Tra i rifiuti sequestrati figurano molto spesso anche apparecchiature elettriche ed elettroniche come i Raee, che invadono soprattutto Paesi come l’India, vari Stati Africani, tra cui il Ghana e la Cina, dove finiscono nella più grossa discarica hi-waste del Guadong, nel sud del Paese orientale. Un’altra tipologia di rifiuti molto apprezzata dai trafficanti che operano sul mercato asiatico sembrano essere sia i pneumatici fuori uso, che vengono frantumati per poi essere utilizzati come combustibile per cementifici e termovalorizzatori, che altri materiali come l’acciaio, il ferro e la carta.

Per traffici e affari così imponenti, tuttavia, la criminalità organizzata, non potendo gestire e coordinare tutto da sola, si avvale di una vera e propria rete di rapporti con funzionari pubblici, produttori di rifiuti, addetti ai trasporti, gestori di stoccaggi, cosiddetti “colletti bianchi” (soggetti dalla fedina penale pulita che occupano posti chiave nelle pubbliche amministrazioni) e, in ultimo, con il commissario straordinario.
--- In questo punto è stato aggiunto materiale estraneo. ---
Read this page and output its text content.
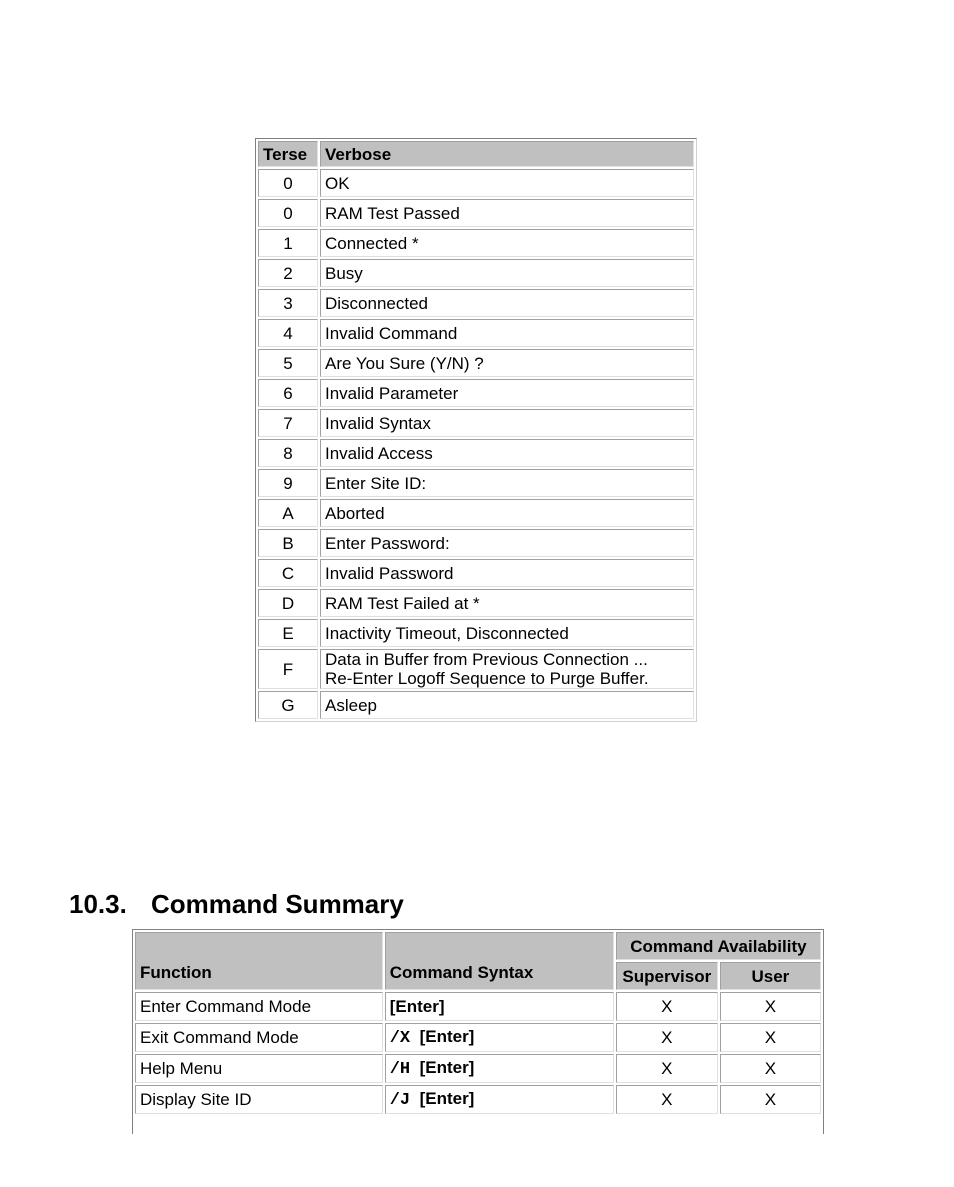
Terse	Verbose
0	OK
0	RAM Test Passed
1	Connected *
2	Busy
3	Disconnected
4	Invalid Command
5	Are You Sure (Y/N) ?
6	Invalid Parameter
7	Invalid Syntax
8	Invalid Access
9	Enter Site ID:
A	Aborted
B	Enter Password:
C	Invalid Password
D	RAM Test Failed at *
E	Inactivity Timeout, Disconnected
F	Data in Buffer from Previous Connection ...
Re-Enter Logoff Sequence to Purge Buffer.

G	Asleep
10.3. Command Summary
Function	Command Syntax	Command Availability	
		Supervisor	User
Enter Command Mode	[Enter]	X	X
Exit Command Mode	/X [Enter]	X	X
Help Menu	/H [Enter]	X	X
Display Site ID	/J [Enter]	X	X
Una delle parti sicuramente più interessanti di “Ecomafia 2012” riguarda infine le proposte di Legambiente per cercare in qualche modo di arginare il fenomeno e cioè:

–           rafforzare da un lato e semplificare dall’altro il quadro sanzionatorio in materia di tutela penale dell’ambiente attualmente in vigore;

–           rendere pienamente operativa la nuova classificazione del delitto dia attività organizzata di traffico illecito di rifiuti, prevedendo l’utilizzo di intercettazioni telefoniche e ambientali, in presenza di sufficienti indizi di reato e prolungando fino a un anno i termini per le indagini preliminari;

–           prevedere una serie di modifiche normative finalizzate a rendere più efficaci le procedure di sequestro di rifiuti presso aree portuali e aeroportuali;

–           sollecitare l’estensione del delitto di attività organizzata di traffico illecito di rifiuti in tutti i Paesi dell’Unione Europea;

–           inserire stabilmente e rafforzare il contrasto dei traffici illegali di rifiuti nelle attività di organismi investigativi e di controllo europei e internazionali (Europol, Interpol, Organizzazione mondiale delle dogane).